Oleh Pramasty Ayu Koedinar

Ditinjau dari perspektif sejarah instrumen hak azasi manusia secara umum adalah pengakuan yuridis terhadap hak masyarakat hukum adat sebagai suatu komunitas antropologis. Pengakuan negara tentang eksistensi, indentitas budaya dan hak tentang masyarakat adat di dalam hukum nasional secara konstitusional di akui dalam Pasal 18 B ayat (2) dan Pasal 28 I ayat (3) UUD 1945, meskipun dikaitkan dengan empat syarat; sepanjang masih hidup, sesuai dengan perkembangan masyarakat, zaman dan peradaban, sesuai dengan prinsi Negara Kesatuan Republik Indonesia dan di atur dalam undang-undang.

Konsep pengakuan atas keberadaan masyarakat adat sebagai pemilik original dari tanah menjadi sangat penting bagi setiap pengambilan keputusan atau pembuatan kebijakan, pada tahun 1989 disepakati ILO Convention No. 169 Concerning The Indigenous and Trinibal Peoples in Independent Countries dan kemudian pada tahun 1993 telah dibuat The 1993 UN Draft Declaration on the Rights of Indigenous Peoples yang menjadi dasar bagi negara-negara termasuk Indonesia untuk mengakui keberadaan hak masyarakat adat. Walaupun demikian produk hukum lainnya justru menunjukan lemahnya pengakuan hak ulayat dan membiarkan kewenangan instansi pemerintah sepenuhnya menentukan dalam memutuskan apakah menghargai hak masyarakat adat/lokal atau tidak.

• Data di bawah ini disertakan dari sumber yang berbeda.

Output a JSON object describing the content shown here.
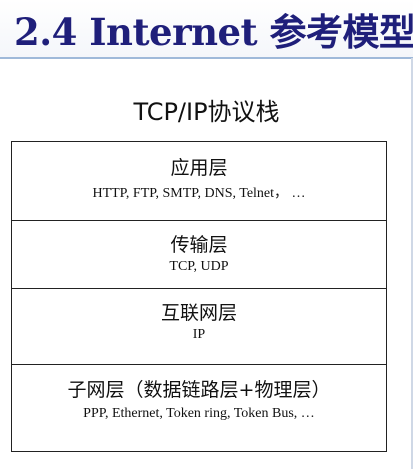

Ini kemudian menjadi dilematis dimana mayoritas masyarakat Indonesia hidup di pedesaan dan sebagian diantaranya mengantungkan hidupnya pada sektor pertanian. Dengan demikian status tanah menjadi bagian sangat penting bagi kehidupan mereka termasuk dalam kerangka perspektif hubungan sosial dan spiritual dan status tanah di mana terdapar sumber-sumber daya alam di atasnya akan berfungsi sebagai pengontrol perilaku masyarakat.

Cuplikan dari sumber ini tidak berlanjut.